President, Society for Conservation Biology 2011-2013

In 1988, fifteen years after passage of the Endangered Species Act, the Society for Conservation Biology (SCB) was formed to advance the same goal: namely, conserving endangered species and the ecosystems on which species depend. Most of SCB’s founders were professional ecologists, and our job was to understand how the natural world worked. For many of us, that meant documenting the decline of biodiversity—a most dismal form of science. The Endangered Species Act and its requirement for science-based recovery plans opened the door to the new, hopeful, and exciting science of improving how the natural world worked—the science of conservation biology.

I have served on the recovery teams for the ocelot and the jaguar, and I have helped implement the recovery plan for the Mexican spotted owl. I have had opportunities to design wildlife corridors for at-risk species including desert tortoises, kit foxes, and desert bighorn sheep. My career, like the careers of many conservation biologists, has included these wonderful opportunities precisely because of the Endangered Species Act. Even when we are not paid for some of these activities (such as serving on recovery teams), our lives and our science are enriched, and the world becomes a better place.

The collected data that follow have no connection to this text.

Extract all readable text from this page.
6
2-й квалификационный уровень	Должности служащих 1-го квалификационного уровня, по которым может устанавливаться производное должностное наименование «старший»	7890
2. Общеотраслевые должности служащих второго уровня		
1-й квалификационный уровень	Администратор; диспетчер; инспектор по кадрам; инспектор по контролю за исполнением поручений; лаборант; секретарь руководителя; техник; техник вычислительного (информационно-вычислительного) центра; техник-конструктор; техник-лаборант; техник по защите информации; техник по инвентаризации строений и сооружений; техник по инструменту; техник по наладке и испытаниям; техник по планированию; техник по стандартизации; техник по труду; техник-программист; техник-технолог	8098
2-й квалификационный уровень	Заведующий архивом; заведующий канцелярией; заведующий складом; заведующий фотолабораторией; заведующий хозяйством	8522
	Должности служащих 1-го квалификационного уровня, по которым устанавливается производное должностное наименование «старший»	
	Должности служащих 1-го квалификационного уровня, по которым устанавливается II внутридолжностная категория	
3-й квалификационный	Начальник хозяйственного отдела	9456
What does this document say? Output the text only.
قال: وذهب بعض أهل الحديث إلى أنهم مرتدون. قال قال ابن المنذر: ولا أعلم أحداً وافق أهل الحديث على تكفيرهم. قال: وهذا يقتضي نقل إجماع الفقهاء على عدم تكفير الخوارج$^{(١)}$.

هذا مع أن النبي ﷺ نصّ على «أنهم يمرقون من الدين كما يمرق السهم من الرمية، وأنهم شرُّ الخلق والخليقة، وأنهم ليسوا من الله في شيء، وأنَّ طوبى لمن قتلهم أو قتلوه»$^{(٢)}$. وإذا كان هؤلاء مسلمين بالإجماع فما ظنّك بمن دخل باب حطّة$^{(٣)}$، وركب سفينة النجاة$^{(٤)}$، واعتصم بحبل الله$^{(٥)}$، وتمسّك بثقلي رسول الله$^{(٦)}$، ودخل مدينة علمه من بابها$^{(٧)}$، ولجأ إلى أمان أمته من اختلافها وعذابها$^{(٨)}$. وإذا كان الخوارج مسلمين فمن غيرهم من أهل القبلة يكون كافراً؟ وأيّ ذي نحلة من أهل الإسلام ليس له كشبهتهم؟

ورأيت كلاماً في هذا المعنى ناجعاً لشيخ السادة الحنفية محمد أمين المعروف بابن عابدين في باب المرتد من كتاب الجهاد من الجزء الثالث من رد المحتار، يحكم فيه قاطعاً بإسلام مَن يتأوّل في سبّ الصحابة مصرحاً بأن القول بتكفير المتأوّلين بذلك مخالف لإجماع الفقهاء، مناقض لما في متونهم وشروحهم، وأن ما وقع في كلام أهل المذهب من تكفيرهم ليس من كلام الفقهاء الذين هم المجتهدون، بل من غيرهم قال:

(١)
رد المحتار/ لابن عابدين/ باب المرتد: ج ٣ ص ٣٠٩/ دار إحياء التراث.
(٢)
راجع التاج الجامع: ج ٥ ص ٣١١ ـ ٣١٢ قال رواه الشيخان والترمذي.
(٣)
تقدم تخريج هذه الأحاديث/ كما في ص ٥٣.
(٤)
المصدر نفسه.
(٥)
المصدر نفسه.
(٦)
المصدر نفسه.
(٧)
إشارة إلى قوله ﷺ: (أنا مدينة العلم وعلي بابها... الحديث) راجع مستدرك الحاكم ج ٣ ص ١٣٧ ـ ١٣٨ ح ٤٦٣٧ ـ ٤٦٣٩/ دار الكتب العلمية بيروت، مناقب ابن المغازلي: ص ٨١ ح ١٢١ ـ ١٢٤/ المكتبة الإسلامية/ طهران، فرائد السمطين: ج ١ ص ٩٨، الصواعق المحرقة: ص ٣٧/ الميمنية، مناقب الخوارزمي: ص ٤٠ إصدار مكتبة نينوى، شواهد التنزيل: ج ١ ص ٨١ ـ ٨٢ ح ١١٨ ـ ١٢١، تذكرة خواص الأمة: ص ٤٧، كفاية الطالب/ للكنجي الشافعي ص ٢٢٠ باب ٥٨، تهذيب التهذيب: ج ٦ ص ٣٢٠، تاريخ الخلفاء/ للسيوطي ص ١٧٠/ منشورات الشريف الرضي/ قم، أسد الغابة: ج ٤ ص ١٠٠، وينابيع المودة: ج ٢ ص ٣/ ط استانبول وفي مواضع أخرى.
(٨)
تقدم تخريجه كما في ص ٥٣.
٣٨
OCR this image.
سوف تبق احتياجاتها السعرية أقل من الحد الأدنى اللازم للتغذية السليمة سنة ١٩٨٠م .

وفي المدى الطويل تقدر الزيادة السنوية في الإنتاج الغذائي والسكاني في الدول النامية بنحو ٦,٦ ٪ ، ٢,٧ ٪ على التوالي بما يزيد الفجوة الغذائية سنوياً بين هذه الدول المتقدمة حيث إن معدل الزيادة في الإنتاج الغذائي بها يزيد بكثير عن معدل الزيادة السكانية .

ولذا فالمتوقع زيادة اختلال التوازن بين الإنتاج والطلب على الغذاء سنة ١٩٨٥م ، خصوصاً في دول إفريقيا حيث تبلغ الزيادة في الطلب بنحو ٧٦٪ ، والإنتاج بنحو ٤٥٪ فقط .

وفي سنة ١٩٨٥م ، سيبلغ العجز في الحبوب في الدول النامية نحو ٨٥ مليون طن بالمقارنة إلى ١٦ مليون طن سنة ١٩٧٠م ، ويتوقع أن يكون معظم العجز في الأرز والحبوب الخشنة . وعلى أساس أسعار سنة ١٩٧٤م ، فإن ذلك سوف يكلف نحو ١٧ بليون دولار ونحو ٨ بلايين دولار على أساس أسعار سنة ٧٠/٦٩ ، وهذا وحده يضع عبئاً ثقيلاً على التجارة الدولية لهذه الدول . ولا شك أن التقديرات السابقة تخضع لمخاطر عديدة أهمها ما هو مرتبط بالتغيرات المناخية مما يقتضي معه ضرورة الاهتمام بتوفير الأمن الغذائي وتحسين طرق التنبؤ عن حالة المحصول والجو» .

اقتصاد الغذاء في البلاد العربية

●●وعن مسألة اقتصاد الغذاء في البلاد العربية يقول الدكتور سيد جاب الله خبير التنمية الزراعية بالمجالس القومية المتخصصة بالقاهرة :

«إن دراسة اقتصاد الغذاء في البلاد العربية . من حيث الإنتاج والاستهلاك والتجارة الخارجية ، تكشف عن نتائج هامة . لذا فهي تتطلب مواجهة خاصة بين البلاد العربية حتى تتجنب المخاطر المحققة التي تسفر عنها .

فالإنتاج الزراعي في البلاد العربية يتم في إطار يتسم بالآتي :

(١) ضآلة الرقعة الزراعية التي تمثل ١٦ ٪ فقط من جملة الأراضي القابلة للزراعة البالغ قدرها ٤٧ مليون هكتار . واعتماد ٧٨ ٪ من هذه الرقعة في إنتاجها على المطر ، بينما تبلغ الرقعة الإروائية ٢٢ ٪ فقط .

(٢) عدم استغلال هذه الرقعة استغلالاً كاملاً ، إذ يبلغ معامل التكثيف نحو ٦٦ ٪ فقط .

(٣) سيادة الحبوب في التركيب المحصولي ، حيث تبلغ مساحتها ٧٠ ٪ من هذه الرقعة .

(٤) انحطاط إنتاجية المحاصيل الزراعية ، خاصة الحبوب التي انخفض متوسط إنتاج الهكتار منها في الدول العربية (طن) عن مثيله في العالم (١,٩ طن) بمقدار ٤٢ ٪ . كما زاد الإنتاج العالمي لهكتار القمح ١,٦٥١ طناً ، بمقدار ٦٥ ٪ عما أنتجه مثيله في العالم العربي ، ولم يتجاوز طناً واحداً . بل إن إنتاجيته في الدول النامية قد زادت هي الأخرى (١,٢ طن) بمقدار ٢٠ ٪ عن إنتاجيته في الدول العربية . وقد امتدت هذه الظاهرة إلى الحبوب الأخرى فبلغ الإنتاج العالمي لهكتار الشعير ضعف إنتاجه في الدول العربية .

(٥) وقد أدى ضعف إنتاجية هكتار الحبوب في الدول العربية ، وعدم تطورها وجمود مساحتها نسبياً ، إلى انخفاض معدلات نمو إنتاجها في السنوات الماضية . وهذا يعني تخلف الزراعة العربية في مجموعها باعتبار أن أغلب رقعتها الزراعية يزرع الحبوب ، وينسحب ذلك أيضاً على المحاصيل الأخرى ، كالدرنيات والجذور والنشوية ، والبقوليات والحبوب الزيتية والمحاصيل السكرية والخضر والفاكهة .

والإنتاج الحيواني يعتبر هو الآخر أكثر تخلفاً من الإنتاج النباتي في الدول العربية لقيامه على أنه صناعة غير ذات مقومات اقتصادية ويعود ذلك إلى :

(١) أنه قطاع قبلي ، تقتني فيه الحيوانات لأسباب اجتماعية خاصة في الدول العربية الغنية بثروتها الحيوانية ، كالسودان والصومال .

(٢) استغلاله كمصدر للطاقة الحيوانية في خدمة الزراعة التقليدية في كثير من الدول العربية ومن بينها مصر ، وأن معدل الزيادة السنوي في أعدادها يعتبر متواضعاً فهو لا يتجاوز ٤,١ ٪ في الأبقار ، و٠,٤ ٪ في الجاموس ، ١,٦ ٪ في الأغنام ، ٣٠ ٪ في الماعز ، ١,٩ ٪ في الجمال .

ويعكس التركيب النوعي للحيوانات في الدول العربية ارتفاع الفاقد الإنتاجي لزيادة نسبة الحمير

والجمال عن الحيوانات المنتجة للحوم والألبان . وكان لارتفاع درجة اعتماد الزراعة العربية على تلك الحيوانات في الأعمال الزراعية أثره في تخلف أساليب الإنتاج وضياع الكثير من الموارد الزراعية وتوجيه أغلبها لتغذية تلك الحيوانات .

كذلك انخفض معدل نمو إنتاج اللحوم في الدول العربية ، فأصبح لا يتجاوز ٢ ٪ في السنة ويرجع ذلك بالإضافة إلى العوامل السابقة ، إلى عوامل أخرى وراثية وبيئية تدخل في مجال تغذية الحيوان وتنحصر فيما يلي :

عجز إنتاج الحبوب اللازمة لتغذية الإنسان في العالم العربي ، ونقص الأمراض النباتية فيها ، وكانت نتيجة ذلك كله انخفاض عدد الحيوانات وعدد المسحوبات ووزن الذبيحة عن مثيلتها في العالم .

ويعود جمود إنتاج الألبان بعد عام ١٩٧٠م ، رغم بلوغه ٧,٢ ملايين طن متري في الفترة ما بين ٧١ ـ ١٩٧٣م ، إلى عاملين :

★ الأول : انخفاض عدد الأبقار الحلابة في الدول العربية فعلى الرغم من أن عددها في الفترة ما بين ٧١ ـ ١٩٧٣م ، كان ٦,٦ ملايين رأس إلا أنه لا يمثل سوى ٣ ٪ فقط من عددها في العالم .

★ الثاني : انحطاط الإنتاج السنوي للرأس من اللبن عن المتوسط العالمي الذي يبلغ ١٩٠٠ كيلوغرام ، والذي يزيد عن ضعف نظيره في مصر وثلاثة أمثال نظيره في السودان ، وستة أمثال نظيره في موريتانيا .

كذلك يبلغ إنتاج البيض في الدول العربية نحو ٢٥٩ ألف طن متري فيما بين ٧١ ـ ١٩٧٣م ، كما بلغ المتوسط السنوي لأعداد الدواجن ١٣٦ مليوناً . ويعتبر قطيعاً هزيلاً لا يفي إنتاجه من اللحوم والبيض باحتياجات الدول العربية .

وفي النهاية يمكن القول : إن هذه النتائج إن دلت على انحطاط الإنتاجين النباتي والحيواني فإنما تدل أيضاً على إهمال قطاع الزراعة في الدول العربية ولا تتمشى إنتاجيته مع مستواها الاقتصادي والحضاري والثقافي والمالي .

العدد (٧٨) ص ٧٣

The Act also helped create a culture in which thousands of conservation scientists are comfortable with advocacy and are free from the petty obsession with pure objectivity that rules some scientific disciplines. Over our 25-year history, supermajorities of SCB members have consistently expressed support for activism and advocacy. Using science to recover species is simply helping the government obey the law—a form of advocacy easily embraced by scientists. To paraphrase former SCB President Reed Noss, wanting to help society solve a hard problem is advocacy, and it is nothing to be ashamed of. A law mandating recovery plans helped us become the Society FOR (not “about”) Conservation Biology. By enshrining values into law, the Endangered Species Act helped us realize that we do not develop credibility by quietly publishing results and letting the facts speak for themselves. Instead, we become credible when we devote time to public service, frankly articulate our values, and adhere to the scientific virtues of transparency, honesty, consideration of all evidence, and openness to alternative interpretations of evidence.

On behalf of thousands of professional conservation scientists, thank you, Endangered Species Act.